Q: What is the Mean Arterial Pressure (MAP) goal in active treatment of Acute Kidney Injury (AKI) from hepatorenal syndrome? (select one)
A) > 65 mm Hg
B) > 70 mm Hg
C) > 80 mm Hg
Answer: C
Many of us may find such a high MAP goal unusual, but the concept behind goal MAP > 80 mm Hg (to be precise, 82 mmHg) is to minimize renal injury by keeping renal perfusion pressure high. All anti-hypertensives should be discontinued. An immediate goal is to raise MAP by 10 to 15 mmHg from the baseline. The preferred vasopressor is Norepinephrine, along with an infusion of albumin. Vasopressin infusion is also an appropriate choice.
To achieve this goal, other modalities, such as terlipressin, midodrine, and octreotide, should also be applied.
As a rule of thumb, 9 mmHg increase in MAP predicts 1 mg/dL decrease in serum creatinine. It is predicted that an increase in MAP of 9 to 13 mmHg is needed to achieve resolution in most patients with hepatorenal syndrome-acute kidney injury (HRS-AKI)/type 1 hepatorenal syndrome.
#hepatology
#nephrology
#hemodynamics
References:
1. Velez JC, Nietert PJ. Therapeutic response to vasoconstrictors in hepatorenal syndrome parallels increase in mean arterial pressure: a pooled analysis of clinical trials. Am J Kidney Dis 2011; 58:928.
2. Jung CY, Chang JW. Hepatorenal syndrome: Current concepts and future perspectives. Clin Mol Hepatol. 2023 Oct;29(4):891-908. doi: 10.3350/cmh.2023.0024. Epub 2023 Apr 13. PMID: 37050843; PMCID: PMC10577351.
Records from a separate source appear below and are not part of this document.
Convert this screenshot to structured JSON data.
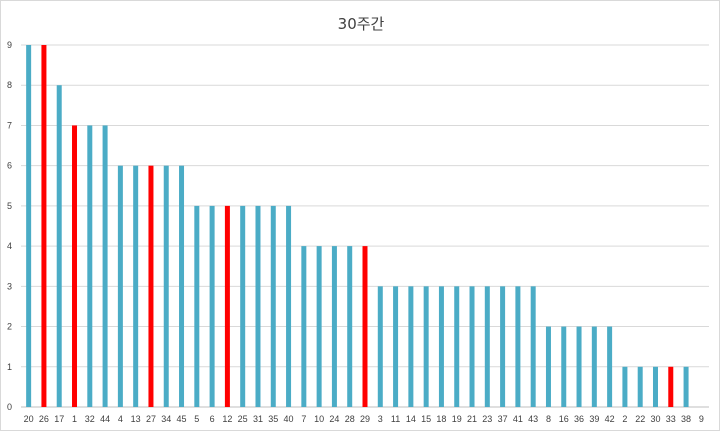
{
  "chart_data": {
    "type": "bar",
    "title": "30주간",
    "xlabel": "",
    "ylabel": "",
    "ylim": [
      0,
      9
    ],
    "yticks": [
      0,
      1,
      2,
      3,
      4,
      5,
      6,
      7,
      8,
      9
    ],
    "grid": true,
    "legend": "none",
    "categories": [
      "20",
      "26",
      "17",
      "1",
      "32",
      "44",
      "4",
      "13",
      "27",
      "34",
      "45",
      "5",
      "6",
      "12",
      "25",
      "31",
      "35",
      "40",
      "7",
      "10",
      "24",
      "28",
      "29",
      "3",
      "11",
      "14",
      "15",
      "18",
      "19",
      "21",
      "23",
      "37",
      "41",
      "43",
      "8",
      "16",
      "36",
      "39",
      "42",
      "2",
      "22",
      "30",
      "33",
      "38",
      "9"
    ],
    "values": [
      9,
      9,
      8,
      7,
      7,
      7,
      6,
      6,
      6,
      6,
      6,
      5,
      5,
      5,
      5,
      5,
      5,
      5,
      4,
      4,
      4,
      4,
      4,
      3,
      3,
      3,
      3,
      3,
      3,
      3,
      3,
      3,
      3,
      3,
      2,
      2,
      2,
      2,
      2,
      1,
      1,
      1,
      1,
      1,
      0
    ],
    "highlighted": [
      "26",
      "1",
      "27",
      "12",
      "29",
      "33"
    ],
    "colors": {
      "default": "#4bacc6",
      "highlight": "#ff0000",
      "grid": "#d9d9d9",
      "axis": "#bfbfbf"
    }
  }
}
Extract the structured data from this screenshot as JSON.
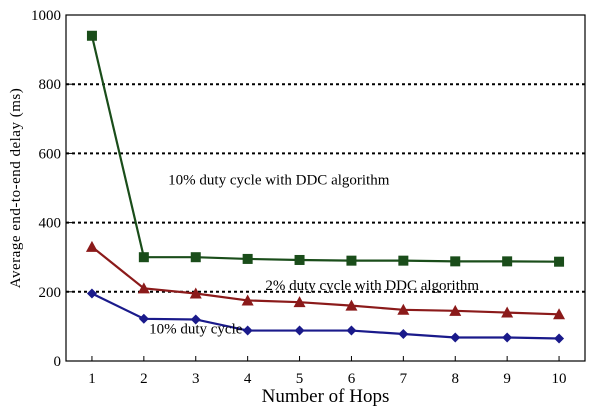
{
  "chart_data": {
    "type": "line",
    "xlabel": "Number of Hops",
    "ylabel": "Average end-to-end delay (ms)",
    "x": [
      1,
      2,
      3,
      4,
      5,
      6,
      7,
      8,
      9,
      10
    ],
    "xlim": [
      0.5,
      10.5
    ],
    "ylim": [
      0,
      1000
    ],
    "y_ticks": [
      0,
      200,
      400,
      600,
      800,
      1000
    ],
    "grid": "horizontal dotted",
    "series": [
      {
        "name": "10% duty cycle with DDC algorithm",
        "marker": "square",
        "color": "#1a4d1a",
        "values": [
          940,
          300,
          300,
          295,
          292,
          290,
          290,
          288,
          288,
          287
        ]
      },
      {
        "name": "2% duty cycle with DDC algorithm",
        "marker": "triangle",
        "color": "#8b1a1a",
        "values": [
          330,
          210,
          195,
          175,
          170,
          160,
          148,
          145,
          140,
          135
        ]
      },
      {
        "name": "10% duty cycle",
        "marker": "diamond",
        "color": "#1a1a8b",
        "values": [
          195,
          122,
          120,
          88,
          88,
          88,
          78,
          68,
          68,
          65
        ]
      }
    ],
    "annotations": [
      {
        "text": "10% duty cycle with DDC algorithm",
        "x": 4.6,
        "y": 510
      },
      {
        "text": "2% duty cycle with DDC algorithm",
        "x": 6.4,
        "y": 205
      },
      {
        "text": "10% duty cycle",
        "x": 3.0,
        "y": 80
      }
    ]
  }
}
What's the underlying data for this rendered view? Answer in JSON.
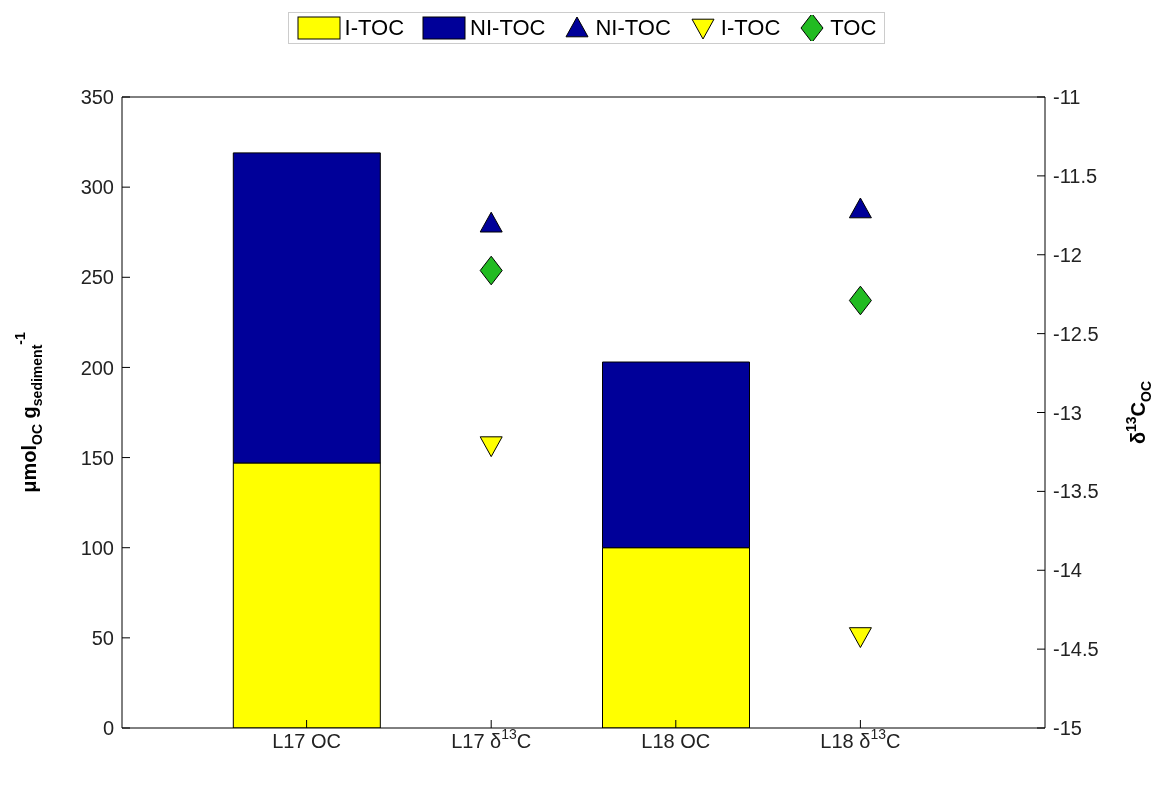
{
  "chart_data": {
    "type": "bar",
    "stacked": true,
    "categories": [
      "L17 OC",
      "L17 δ$^{13}$C",
      "L18 OC",
      "L18 δ$^{13}$C"
    ],
    "ylabel": "μmol$_{OC}$ g$_{sediment}$$^{-1}$",
    "y2label": "δ$^{13}$C$_{OC}$",
    "ylim": [
      0,
      350
    ],
    "yticks": [
      0,
      50,
      100,
      150,
      200,
      250,
      300,
      350
    ],
    "y2lim": [
      -15,
      -11
    ],
    "y2ticks": [
      -15,
      -14.5,
      -14,
      -13.5,
      -13,
      -12.5,
      -12,
      -11.5,
      -11
    ],
    "legend": "top",
    "grid": false,
    "series": [
      {
        "name": "I-TOC",
        "color": "#ffff00",
        "values": [
          147,
          null,
          100,
          null
        ]
      },
      {
        "name": "NI-TOC",
        "color": "#000099",
        "values": [
          172,
          null,
          103,
          null
        ]
      },
      {
        "name": "NI-TOC",
        "type": "scatter",
        "axis": "y2",
        "marker": "triangle",
        "color": "#000099",
        "values": [
          null,
          -11.8,
          null,
          -11.71
        ]
      },
      {
        "name": "I-TOC",
        "type": "scatter",
        "axis": "y2",
        "marker": "triangle-down",
        "color": "#ffff00",
        "values": [
          null,
          -13.21,
          null,
          -14.42
        ]
      },
      {
        "name": "TOC",
        "type": "scatter",
        "axis": "y2",
        "marker": "diamond",
        "color": "#22bb22",
        "values": [
          null,
          -12.1,
          null,
          -12.29
        ]
      }
    ]
  }
}
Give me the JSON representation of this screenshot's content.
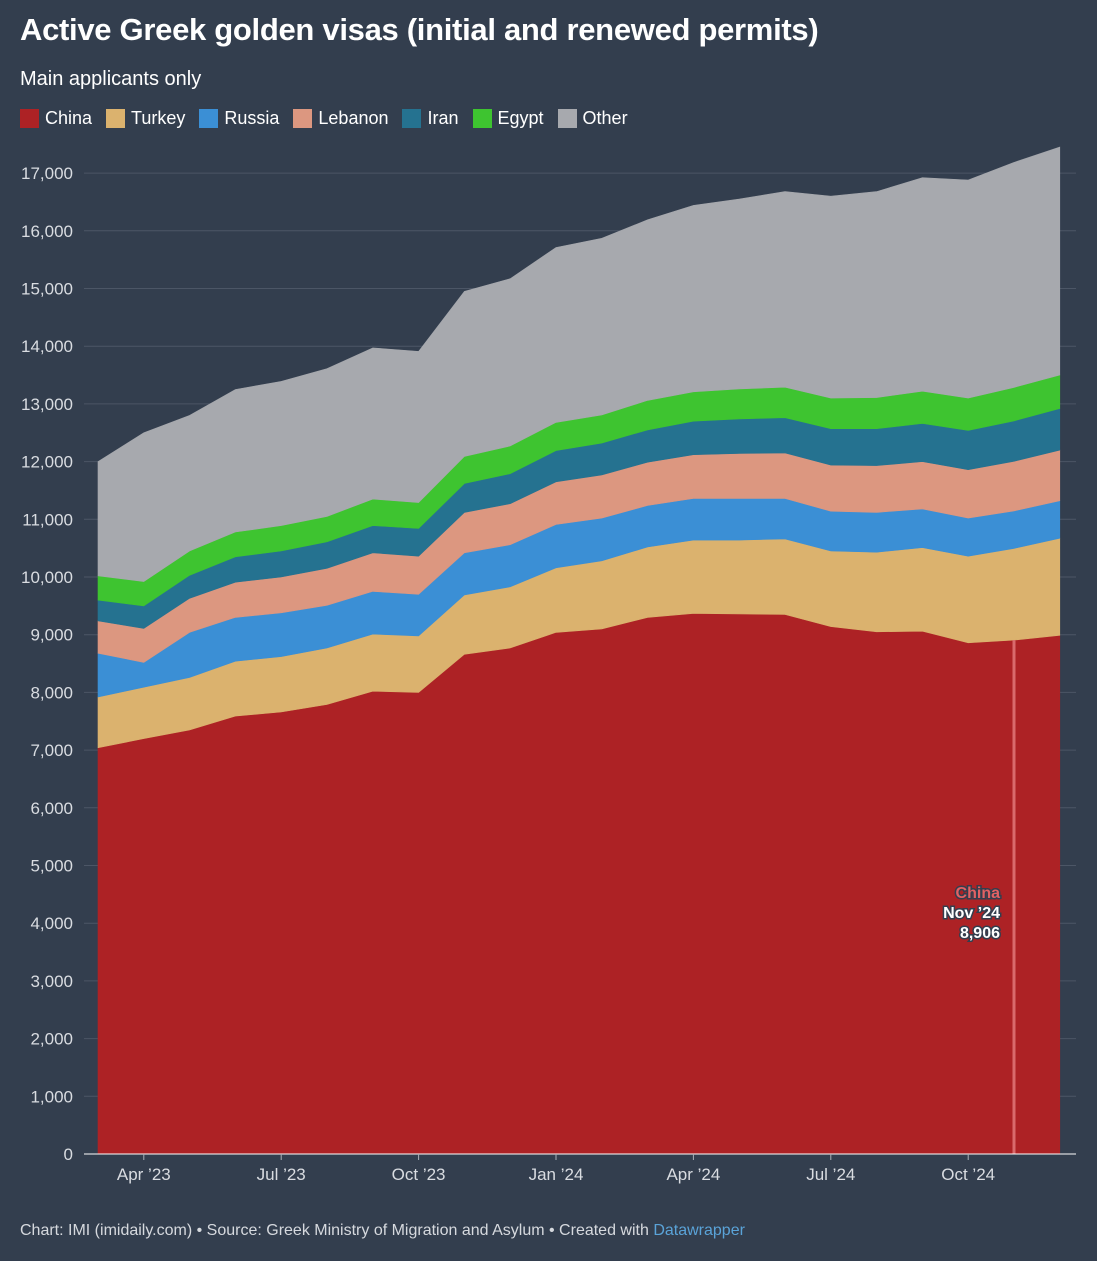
{
  "chart_data": {
    "type": "area",
    "stacked": true,
    "title": "Active Greek golden visas (initial and renewed permits)",
    "subtitle": "Main applicants only",
    "xlabel": "",
    "ylabel": "",
    "ylim": [
      0,
      17500
    ],
    "y_ticks": [
      0,
      1000,
      2000,
      3000,
      4000,
      5000,
      6000,
      7000,
      8000,
      9000,
      10000,
      11000,
      12000,
      13000,
      14000,
      15000,
      16000,
      17000
    ],
    "y_tick_labels": [
      "0",
      "1,000",
      "2,000",
      "3,000",
      "4,000",
      "5,000",
      "6,000",
      "7,000",
      "8,000",
      "9,000",
      "10,000",
      "11,000",
      "12,000",
      "13,000",
      "14,000",
      "15,000",
      "16,000",
      "17,000"
    ],
    "x": [
      "Mar '23",
      "Apr '23",
      "May '23",
      "Jun '23",
      "Jul '23",
      "Aug '23",
      "Sep '23",
      "Oct '23",
      "Nov '23",
      "Dec '23",
      "Jan '24",
      "Feb '24",
      "Mar '24",
      "Apr '24",
      "May '24",
      "Jun '24",
      "Jul '24",
      "Aug '24",
      "Sep '24",
      "Oct '24",
      "Nov '24",
      "Dec '24"
    ],
    "x_ticks": [
      {
        "index": 1,
        "label": "Apr ’23"
      },
      {
        "index": 4,
        "label": "Jul ’23"
      },
      {
        "index": 7,
        "label": "Oct ’23"
      },
      {
        "index": 10,
        "label": "Jan ’24"
      },
      {
        "index": 13,
        "label": "Apr ’24"
      },
      {
        "index": 16,
        "label": "Jul ’24"
      },
      {
        "index": 19,
        "label": "Oct ’24"
      }
    ],
    "grid": true,
    "series": [
      {
        "name": "China",
        "color": "#ad2225",
        "values": [
          7040,
          7200,
          7350,
          7590,
          7660,
          7790,
          8020,
          8000,
          8660,
          8770,
          9040,
          9100,
          9300,
          9370,
          9360,
          9350,
          9140,
          9050,
          9060,
          8860,
          8906,
          8990
        ]
      },
      {
        "name": "Turkey",
        "color": "#dbb26e",
        "values": [
          880,
          890,
          910,
          950,
          960,
          980,
          990,
          980,
          1030,
          1060,
          1120,
          1180,
          1220,
          1270,
          1280,
          1310,
          1310,
          1380,
          1450,
          1500,
          1590,
          1680
        ]
      },
      {
        "name": "Russia",
        "color": "#3b8fd5",
        "values": [
          760,
          430,
          780,
          760,
          760,
          740,
          740,
          720,
          730,
          730,
          750,
          740,
          720,
          720,
          720,
          700,
          690,
          690,
          670,
          660,
          650,
          650
        ]
      },
      {
        "name": "Lebanon",
        "color": "#dc9780",
        "values": [
          560,
          590,
          590,
          610,
          620,
          640,
          670,
          660,
          700,
          710,
          740,
          750,
          750,
          760,
          780,
          790,
          800,
          810,
          820,
          840,
          860,
          880
        ]
      },
      {
        "name": "Iran",
        "color": "#257290",
        "values": [
          360,
          390,
          400,
          440,
          450,
          460,
          470,
          480,
          500,
          520,
          540,
          550,
          560,
          580,
          600,
          610,
          630,
          640,
          660,
          680,
          700,
          720
        ]
      },
      {
        "name": "Egypt",
        "color": "#3ec430",
        "values": [
          420,
          420,
          420,
          430,
          440,
          440,
          460,
          450,
          470,
          480,
          490,
          490,
          510,
          510,
          520,
          530,
          530,
          540,
          560,
          560,
          580,
          580
        ]
      },
      {
        "name": "Other",
        "color": "#a7a9ae",
        "values": [
          1980,
          2580,
          2350,
          2470,
          2500,
          2560,
          2620,
          2620,
          2860,
          2900,
          3030,
          3060,
          3130,
          3230,
          3290,
          3390,
          3500,
          3570,
          3700,
          3780,
          3900,
          3950
        ]
      }
    ],
    "annotation": {
      "series": "China",
      "label": "China",
      "date": "Nov ’24",
      "value_label": "8,906",
      "index": 20
    }
  },
  "footer": {
    "text": "Chart: IMI (imidaily.com) • Source: Greek Ministry of Migration and Asylum • Created with ",
    "brand": "Datawrapper"
  }
}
3. Maiwall R, Rao Pasupuleti SS, Hidam AK, Kumar A, Tevethia HV, Vijayaraghavan R, Majumdar A, Prasher A, Thomas S, Mathur RP, Kumar G, Sarin SK. A randomised-controlled trial (TARGET-C) of high vs. low target mean arterial pressure in patients with cirrhosis and septic shock. J Hepatol. 2023 Aug;79(2):349-361. doi: 10.1016/j.jhep.2023.04.006. Epub 2023 Apr 23. PMID: 37088310.